In retrospect, it is easy to see how Congress was beguiled by the denizens of think tanks, lobbyists, and retired generals, who are, with few exceptions, people with a cocktail level of familiarity with high-end conventional warfare. Members of the House and Senate were urged to support dubious strategies for the use of American military assistance, including reckless scenarios for limited nuclear war with Russia or China. For some reason, U.S. politicians have lost sight of the reality that any use of nuclear weapons would overwhelm the ends of all national policy.
It is not the first time that American political leaders misjudged the true nature of a situation. In 1969, Kissinger advised President Nixon against de-escalation on the grounds that keeping U.S. troops fighting in Vietnam remained one of Washington’s few bargaining weapons in its negotiations with Hanoi. Kissinger was wrong. Washington gained nothing at the negotiating table with Hanoi by sacrificing more Americans in Vietnam after January 1969.

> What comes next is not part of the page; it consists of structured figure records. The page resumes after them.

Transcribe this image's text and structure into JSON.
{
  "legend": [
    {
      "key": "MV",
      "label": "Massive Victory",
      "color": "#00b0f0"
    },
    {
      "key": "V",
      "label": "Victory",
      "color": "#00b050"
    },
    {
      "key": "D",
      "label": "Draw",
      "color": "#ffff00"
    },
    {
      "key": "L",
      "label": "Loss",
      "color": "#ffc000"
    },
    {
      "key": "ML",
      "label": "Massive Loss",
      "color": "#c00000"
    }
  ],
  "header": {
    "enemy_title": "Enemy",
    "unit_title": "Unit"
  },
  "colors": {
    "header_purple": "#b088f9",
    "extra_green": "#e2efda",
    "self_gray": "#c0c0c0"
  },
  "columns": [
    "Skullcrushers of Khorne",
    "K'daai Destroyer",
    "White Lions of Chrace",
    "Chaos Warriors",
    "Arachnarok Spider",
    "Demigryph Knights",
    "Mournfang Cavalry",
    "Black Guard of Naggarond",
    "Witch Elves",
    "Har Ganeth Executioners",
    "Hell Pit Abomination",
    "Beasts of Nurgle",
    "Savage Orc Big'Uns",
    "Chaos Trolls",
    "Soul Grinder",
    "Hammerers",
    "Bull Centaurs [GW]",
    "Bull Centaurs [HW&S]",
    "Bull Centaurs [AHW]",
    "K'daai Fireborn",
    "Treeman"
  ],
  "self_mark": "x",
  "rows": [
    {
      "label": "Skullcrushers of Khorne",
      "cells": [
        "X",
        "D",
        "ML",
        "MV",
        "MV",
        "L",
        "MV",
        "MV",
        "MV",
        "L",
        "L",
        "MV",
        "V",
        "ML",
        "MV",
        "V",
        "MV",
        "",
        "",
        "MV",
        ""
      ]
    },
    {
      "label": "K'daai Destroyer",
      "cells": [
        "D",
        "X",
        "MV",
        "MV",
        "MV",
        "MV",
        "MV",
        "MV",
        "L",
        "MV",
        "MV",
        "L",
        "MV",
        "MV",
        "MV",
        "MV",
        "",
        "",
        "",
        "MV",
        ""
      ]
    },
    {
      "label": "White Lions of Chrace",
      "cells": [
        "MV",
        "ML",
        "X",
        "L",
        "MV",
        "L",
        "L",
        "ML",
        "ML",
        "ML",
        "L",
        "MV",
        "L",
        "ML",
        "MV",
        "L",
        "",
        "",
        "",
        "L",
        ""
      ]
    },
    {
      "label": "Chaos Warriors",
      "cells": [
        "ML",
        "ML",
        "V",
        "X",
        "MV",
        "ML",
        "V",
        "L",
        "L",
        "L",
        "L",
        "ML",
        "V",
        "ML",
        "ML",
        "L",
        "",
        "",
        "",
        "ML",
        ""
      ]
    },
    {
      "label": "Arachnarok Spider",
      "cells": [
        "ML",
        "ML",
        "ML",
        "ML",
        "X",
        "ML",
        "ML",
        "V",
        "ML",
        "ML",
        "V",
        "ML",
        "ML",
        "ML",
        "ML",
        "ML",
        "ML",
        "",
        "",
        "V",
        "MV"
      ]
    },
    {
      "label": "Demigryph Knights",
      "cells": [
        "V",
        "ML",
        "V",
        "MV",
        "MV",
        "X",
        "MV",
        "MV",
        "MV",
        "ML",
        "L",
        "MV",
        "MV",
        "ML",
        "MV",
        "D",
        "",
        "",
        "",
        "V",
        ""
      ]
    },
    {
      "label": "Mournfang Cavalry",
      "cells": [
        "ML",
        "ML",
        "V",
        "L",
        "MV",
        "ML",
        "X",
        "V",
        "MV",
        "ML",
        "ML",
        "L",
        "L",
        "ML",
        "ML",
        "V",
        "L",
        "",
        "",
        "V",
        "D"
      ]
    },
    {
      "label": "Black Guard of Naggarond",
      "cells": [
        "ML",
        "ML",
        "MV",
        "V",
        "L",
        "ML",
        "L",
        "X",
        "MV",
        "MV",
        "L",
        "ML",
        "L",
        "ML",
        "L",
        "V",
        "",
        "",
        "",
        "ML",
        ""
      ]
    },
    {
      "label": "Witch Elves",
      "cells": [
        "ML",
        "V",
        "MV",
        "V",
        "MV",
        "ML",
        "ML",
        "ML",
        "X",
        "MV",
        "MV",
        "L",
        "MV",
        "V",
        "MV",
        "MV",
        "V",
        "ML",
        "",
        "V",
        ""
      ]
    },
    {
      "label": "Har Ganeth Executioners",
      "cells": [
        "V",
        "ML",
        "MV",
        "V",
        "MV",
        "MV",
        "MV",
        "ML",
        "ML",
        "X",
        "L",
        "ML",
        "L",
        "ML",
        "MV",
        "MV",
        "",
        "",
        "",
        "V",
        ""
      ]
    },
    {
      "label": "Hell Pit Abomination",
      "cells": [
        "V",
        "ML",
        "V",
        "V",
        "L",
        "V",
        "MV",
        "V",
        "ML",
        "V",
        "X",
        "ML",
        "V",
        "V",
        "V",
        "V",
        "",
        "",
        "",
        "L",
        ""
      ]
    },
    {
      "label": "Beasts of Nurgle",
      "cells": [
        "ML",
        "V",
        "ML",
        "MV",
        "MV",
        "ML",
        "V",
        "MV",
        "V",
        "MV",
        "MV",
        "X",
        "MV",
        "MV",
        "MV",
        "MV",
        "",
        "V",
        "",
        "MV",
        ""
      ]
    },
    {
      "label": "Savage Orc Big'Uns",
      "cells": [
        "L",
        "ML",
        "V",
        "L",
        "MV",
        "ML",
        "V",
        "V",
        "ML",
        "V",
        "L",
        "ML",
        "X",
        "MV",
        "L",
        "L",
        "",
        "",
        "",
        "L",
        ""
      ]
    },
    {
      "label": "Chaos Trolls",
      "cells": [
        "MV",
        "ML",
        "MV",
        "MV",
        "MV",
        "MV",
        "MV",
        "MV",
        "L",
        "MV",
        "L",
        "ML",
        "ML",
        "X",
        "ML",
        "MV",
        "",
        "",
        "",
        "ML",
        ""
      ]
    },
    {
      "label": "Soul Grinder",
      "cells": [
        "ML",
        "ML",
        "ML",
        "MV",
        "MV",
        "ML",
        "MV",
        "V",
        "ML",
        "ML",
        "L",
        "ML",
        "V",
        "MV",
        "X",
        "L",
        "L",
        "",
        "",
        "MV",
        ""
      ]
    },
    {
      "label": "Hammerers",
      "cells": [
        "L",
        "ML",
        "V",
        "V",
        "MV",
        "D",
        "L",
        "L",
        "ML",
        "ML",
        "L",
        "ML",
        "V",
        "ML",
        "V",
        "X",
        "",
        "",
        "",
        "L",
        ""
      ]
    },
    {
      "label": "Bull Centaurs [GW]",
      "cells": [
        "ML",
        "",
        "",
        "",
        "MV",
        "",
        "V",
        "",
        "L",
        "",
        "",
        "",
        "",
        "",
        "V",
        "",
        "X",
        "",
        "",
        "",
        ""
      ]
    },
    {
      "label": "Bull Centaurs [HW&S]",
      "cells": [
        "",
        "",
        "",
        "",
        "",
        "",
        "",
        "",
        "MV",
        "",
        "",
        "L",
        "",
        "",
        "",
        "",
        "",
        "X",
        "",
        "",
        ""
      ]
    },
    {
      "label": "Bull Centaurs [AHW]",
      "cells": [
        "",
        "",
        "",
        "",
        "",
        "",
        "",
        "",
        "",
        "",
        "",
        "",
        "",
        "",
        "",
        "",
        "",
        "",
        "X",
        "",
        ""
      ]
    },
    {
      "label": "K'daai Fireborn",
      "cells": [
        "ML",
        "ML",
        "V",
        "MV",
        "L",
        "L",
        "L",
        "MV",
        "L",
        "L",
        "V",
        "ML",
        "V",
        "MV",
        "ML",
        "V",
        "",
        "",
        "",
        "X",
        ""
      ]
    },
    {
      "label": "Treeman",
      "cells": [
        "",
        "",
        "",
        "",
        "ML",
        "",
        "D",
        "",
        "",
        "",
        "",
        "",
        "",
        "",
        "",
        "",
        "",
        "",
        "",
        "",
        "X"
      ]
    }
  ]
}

In view of Ukraine’s bleak prospects of ever regaining lost territory and its deteriorating strategic health, Ukraine’s future now rests in Russian hands. For Washington, there is a morally responsible and practical answer: Kiev should stop the bloodletting and make the best possible peace with Moscow it can. Unfortunately, for Washington this solution is unthinkable.
As long as Washington delivers cash, military assistance, and equipment to Ukraine, Kiev will fight its unwinnable war, and Washington’s ruling political class will profit from the transfer of cash to the Pentagon and the U.S. Defense Industrial Base. But Washington, its NATO allies, and Ukrainians will gain nothing of strategic value, while Russia is likely to grow stronger. That is a development Washington will regret.